Tout cela c'est une logique d'offre, pas de demande. Le consommateur n'a rien demandé. On lui propose un nouveau service, et s'il le trouve intéressant, il l'adopte. Les gens n'ont pas décidé un beau matin d'exiger des drives. D'ailleurs, quand Auchan a lancé Chronodrive, c'était totalement expérimental, dans le département du Nord. Je suis presque convaincu qu'ils ne s'attendaient pas à un tel succès. Ils se sont ensuite rendu compte que ça répondait aux attentes du consommateur. Des attentes que le client n'arrive pas à formuler a priori.

Mais le drive à un coût : il faut des entrepôts, du personnel qui fait vos cartons en one-to-one. Il y a un employé dont le travail est de lire votre liste et de faire vos courses. Ce n'est pas plus épanouissant que le métier de caissière, et ça coûte de l'argent pour les entreprises.

Concernant la restauration, la France a une tradition hédoniste, où il s'agit de prendre son temps. Le développement des drives montre-t-il une américanisation de notre mode de consommation ?

Je pense que c'est un faux rapprochement. Le drive dans les fast-foods s'est développé aux Etats-Unis car les villes sont grandes et les gens se déplacent en voiture. En France, les gens vont de moins en moins au supermarché en voiture, alors pourquoi la prendraient-ils pour aller au McDo ? L'enseigne en propose, mais on ne peut donc pas dire que le drive est le futur du fast-food. On ne peut pas non plus dire que ça va à l'encontre de la restauration traditionnelle, puisqu'ils ne s'opposent pas : ce sont simplement deux moments de consommation différents.

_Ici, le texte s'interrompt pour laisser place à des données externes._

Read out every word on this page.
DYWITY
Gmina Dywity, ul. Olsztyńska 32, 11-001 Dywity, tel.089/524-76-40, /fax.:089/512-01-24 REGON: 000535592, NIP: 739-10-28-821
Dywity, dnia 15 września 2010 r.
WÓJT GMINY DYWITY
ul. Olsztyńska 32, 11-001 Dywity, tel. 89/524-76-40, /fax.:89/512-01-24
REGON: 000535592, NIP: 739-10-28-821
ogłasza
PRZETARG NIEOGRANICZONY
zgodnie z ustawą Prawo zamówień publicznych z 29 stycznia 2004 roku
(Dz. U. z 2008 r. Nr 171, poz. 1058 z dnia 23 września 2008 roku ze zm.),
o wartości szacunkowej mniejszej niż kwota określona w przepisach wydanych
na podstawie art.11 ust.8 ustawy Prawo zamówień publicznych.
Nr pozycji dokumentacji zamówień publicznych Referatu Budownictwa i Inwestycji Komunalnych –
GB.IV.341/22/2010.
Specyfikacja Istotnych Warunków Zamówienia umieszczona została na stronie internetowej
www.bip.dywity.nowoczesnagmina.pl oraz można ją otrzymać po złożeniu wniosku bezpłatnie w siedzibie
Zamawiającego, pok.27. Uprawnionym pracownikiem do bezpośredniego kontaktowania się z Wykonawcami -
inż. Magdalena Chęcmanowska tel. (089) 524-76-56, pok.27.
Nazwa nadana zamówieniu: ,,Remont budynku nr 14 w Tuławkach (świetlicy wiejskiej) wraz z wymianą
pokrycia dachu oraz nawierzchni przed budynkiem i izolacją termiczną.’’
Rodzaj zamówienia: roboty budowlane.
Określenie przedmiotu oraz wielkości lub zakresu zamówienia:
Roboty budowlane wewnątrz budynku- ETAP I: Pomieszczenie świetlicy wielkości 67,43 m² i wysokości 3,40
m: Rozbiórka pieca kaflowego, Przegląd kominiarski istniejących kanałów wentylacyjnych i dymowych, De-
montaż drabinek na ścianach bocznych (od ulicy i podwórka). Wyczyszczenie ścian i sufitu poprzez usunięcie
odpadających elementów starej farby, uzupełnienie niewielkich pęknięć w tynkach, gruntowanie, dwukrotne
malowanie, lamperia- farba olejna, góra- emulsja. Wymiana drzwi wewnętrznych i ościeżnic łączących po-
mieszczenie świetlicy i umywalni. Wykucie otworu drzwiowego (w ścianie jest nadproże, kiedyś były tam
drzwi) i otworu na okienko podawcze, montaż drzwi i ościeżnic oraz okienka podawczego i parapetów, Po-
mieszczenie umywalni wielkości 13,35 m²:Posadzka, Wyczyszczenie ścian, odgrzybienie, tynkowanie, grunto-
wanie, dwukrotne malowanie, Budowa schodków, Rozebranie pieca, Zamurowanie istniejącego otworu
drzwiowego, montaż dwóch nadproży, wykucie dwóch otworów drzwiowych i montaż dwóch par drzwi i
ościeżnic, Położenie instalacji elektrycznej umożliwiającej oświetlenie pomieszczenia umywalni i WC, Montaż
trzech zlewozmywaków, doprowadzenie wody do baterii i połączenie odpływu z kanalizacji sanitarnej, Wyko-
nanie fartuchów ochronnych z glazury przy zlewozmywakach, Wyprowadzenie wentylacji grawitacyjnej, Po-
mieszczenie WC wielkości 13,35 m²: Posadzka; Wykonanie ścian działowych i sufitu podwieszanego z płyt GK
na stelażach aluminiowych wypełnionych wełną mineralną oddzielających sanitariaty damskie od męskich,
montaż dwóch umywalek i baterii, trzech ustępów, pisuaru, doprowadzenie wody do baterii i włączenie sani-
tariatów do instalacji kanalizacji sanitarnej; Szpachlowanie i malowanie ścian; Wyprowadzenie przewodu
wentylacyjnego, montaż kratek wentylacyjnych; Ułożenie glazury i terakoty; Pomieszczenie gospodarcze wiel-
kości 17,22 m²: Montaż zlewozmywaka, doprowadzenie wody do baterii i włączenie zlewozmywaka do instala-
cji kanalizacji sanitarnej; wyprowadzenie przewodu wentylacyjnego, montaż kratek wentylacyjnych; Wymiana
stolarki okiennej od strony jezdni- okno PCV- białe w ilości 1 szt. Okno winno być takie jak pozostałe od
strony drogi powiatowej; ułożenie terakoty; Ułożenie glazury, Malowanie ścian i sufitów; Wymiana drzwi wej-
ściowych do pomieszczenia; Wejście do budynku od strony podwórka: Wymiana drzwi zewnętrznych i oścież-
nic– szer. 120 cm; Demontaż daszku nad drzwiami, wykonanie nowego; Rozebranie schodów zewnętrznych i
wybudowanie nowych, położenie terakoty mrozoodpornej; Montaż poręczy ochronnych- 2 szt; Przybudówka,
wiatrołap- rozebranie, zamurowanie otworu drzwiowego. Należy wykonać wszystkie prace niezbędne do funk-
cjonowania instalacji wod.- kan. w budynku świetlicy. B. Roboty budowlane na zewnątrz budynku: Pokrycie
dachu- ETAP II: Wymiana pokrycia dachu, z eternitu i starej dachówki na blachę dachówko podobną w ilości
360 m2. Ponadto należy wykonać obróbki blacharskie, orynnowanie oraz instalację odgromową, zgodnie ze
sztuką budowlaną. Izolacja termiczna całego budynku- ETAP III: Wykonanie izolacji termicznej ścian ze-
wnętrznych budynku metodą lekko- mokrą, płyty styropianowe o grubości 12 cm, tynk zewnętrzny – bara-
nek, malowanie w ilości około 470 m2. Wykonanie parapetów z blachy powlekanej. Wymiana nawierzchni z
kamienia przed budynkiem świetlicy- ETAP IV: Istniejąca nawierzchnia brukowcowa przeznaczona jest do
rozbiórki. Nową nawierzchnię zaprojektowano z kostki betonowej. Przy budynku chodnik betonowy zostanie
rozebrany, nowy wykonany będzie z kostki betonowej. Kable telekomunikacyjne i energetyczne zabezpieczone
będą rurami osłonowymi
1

C'est simplement une question de service rendu. Si vous êtes pressé et en voiture, vous irez au drive, mais sinon vous pourrez très bien avoir envie de vous poser dans le restaurant. Il n'y a pas d'un côté les condamnés au drive et de l'autre les gens qui passent trois heures à table.

Mais il est difficile de faire le rapprochement entre le drive des fast-foods et celui des grandes surfaces. Le drive du McDo consiste à rajouter un service dans la palette des services disponibles, au même titre que les animations pour un anniversaire, par exemple ; alors que le drive d'Auchan est plus fondamental et correspond à une manière de rattraper les consommateurs qui seraient tentés d'aller sur le net. Ce sont donc deux concepts différents. D'autant que je n'ai trouvé que le drive de chez McDo soit lié à son succès. D'ailleurs, ils ne parlent jamais du drive : il n'y a pas eu de campagne de publicité pour dire « le drive, c'est moderne, ça vous fait gagner du temps », contrairement à ceux des grandes surfaces.